Raramente tomo café. Na cozinha, os lugares desarrumados confirmam quem já foi enfrentar o sol. “Quer uma torrada? Tem suco e Danone na geladeira. Não tome esses todinhos de manhã, se quiser faço um copo de leite com Nescau faz menos mal.” Grita dona Nadja como uma metralhadora da área de serviço. “É a mesma coisa. E eu não quero nada” pronuncio as primeiras palavras do dia. “Sua mãe já saiu. Disse que se pudesse vir almoçar em casa, seu avô e seu tio vêem almoçar aqui” “Unrun...” respondo gemendo. Saiu e ela fica reclamando que minha blusa está amassada. Pego minha bolsa, coloco os óculos escuros e meu tio já buzina lá fora.

A manhã estava linda, choveu ontem e tudo amanhece mais leve.
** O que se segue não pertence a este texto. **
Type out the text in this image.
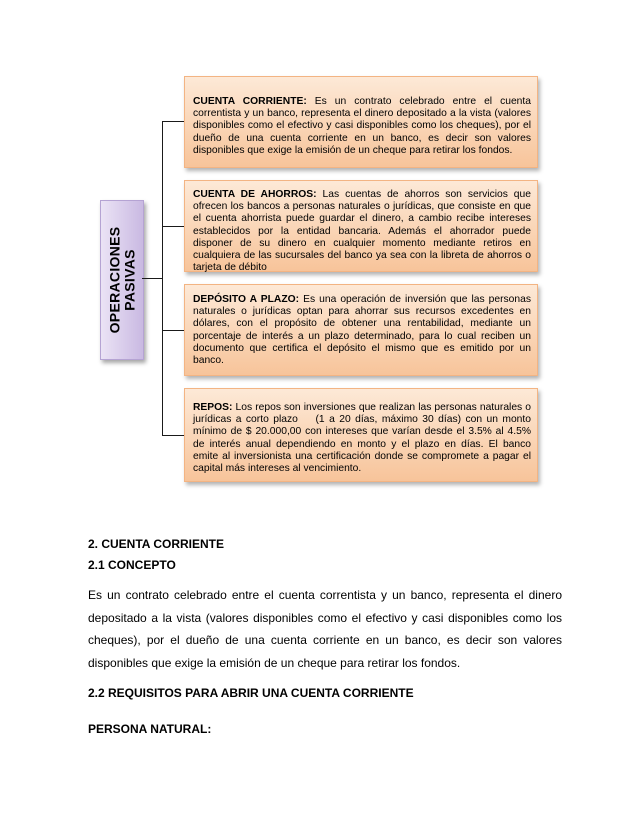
OPERACIONES
PASIVAS
CUENTA CORRIENTE: Es un contrato celebrado entre el cuenta correntista y un banco, representa el dinero depositado a la vista (valores disponibles como el efectivo y casi disponibles como los cheques), por el dueño de una cuenta corriente en un banco, es decir son valores disponibles que exige la emisión de un cheque para retirar los fondos.
CUENTA DE AHORROS: Las cuentas de ahorros son servicios que ofrecen los bancos a personas naturales o jurídicas, que consiste en que el cuenta ahorrista puede guardar el dinero, a cambio recibe intereses establecidos por la entidad bancaria. Además el ahorrador puede disponer de su dinero en cualquier momento mediante retiros en cualquiera de las sucursales del banco ya sea con la libreta de ahorros o tarjeta de débito
DEPÓSITO A PLAZO: Es una operación de inversión que las personas naturales o jurídicas optan para ahorrar sus recursos excedentes en dólares, con el propósito de obtener una rentabilidad, mediante un porcentaje de interés a un plazo determinado, para lo cual reciben un documento que certifica el depósito el mismo que es emitido por un banco.
REPOS: Los repos son inversiones que realizan las personas naturales o jurídicas a corto plazo    (1 a 20 días, máximo 30 días) con un monto mínimo de $ 20.000,00 con intereses que varían desde el 3.5% al 4.5% de interés anual dependiendo en monto y el plazo en días. El banco emite al inversionista una certificación donde se compromete a pagar el capital más intereses al vencimiento.
2. CUENTA CORRIENTE
2.1 CONCEPTO

Es un contrato celebrado entre el cuenta correntista y un banco, representa el dinero depositado a la vista (valores disponibles como el efectivo y casi disponibles como los cheques), por el dueño de una cuenta corriente en un banco, es decir son valores disponibles que exige la emisión de un cheque para retirar los fondos.

2.2 REQUISITOS PARA ABRIR UNA CUENTA CORRIENTE
PERSONA NATURAL:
Entro no carro e Belchior canta como se recitasse um poema “Tudo outra vez” naquela voz rouca e gostosa enquanto eu penso em “viver as coisas novas que também são boas...” de repente a música muda e quando eu penso que todas as crucificações musicais que as gravadoras populares podiam fazer com as grandes canções já tinham feito o fenômeno musical Victor & Léo me espertam com a versão abrasileirada do clássico “Way back into Love”, meu tio aumenta o volume e diz contaminado ainda com a energia do final de semana “você precisa ouvir a versão em forró, massaaaaa.” Abençoadas segundas-feiras.